GT-LSTM: A spatio-temporal ensemble network for traffic flow prediction

Traffic flow prediction plays an instrumental role in modern intelligent transportation systems. Numerous existing studies utilize inter-embedded fusion routes to extract the intrinsic patterns of traffic flow with a single temporal learning approach, which relies heavily on constructing graphs and has low training efficiency. Different from existing studies, this paper proposes a spatio-temporal ensemble network that aims to leverage the strengths of different sequential capturing approaches to obtain the intrinsic dependencies of traffic flow. Specifically, we propose a novel model named graph temporal convolutional long short-term memory network (GTLSTM), which mainly consists of features splicing and patterns capturing. In features splicing, the spatial dependencies of traffic flow are captured by employing self-adaptive graph convolutional network (GCN), and a non-inter-embedded approach is designed to integrate the spatial and temporal states.
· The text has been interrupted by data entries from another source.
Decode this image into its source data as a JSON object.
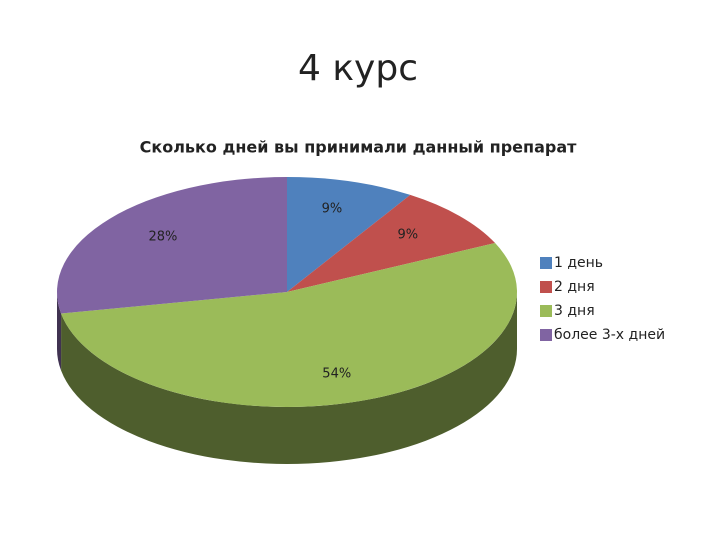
{
  "heading": "4 курс",
  "chart_data": {
    "type": "pie3d",
    "title": "Сколько дней вы принимали данный препарат",
    "categories": [
      "1 день",
      "2 дня",
      "3 дня",
      "более 3-х дней"
    ],
    "values": [
      9,
      9,
      54,
      28
    ],
    "value_labels": [
      "9%",
      "9%",
      "54%",
      "28%"
    ],
    "colors": [
      "#4f81bd",
      "#c0504d",
      "#9bbb59",
      "#8064a2"
    ],
    "legend": "right"
  }
}
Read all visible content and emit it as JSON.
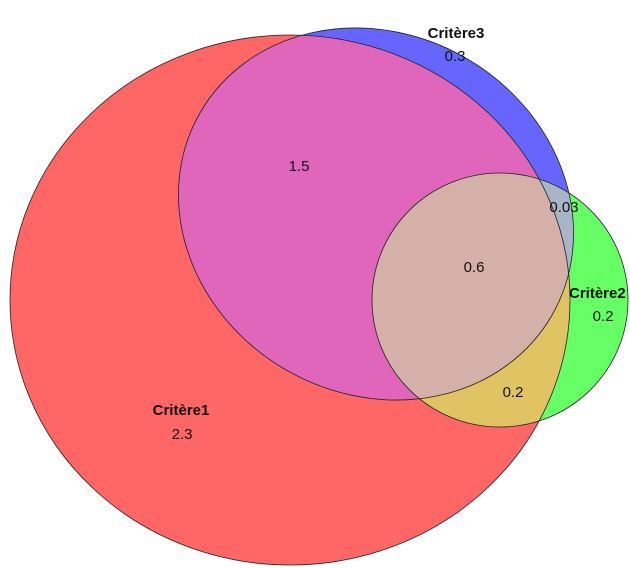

Further, the aggregated spatio-temporal states are fed into patterns capturing, which can effectively exploit the advantages of temporal convolutional network (TCN) and bidirectional long short-term memory network (Bi-LSTM) to extract the intrinsic patterns of traffic flow. Extensive experiments conducted on four real-world datasets demonstrate that the proposed network obtains excellent performance in both forecasting accuracy and training efficiency.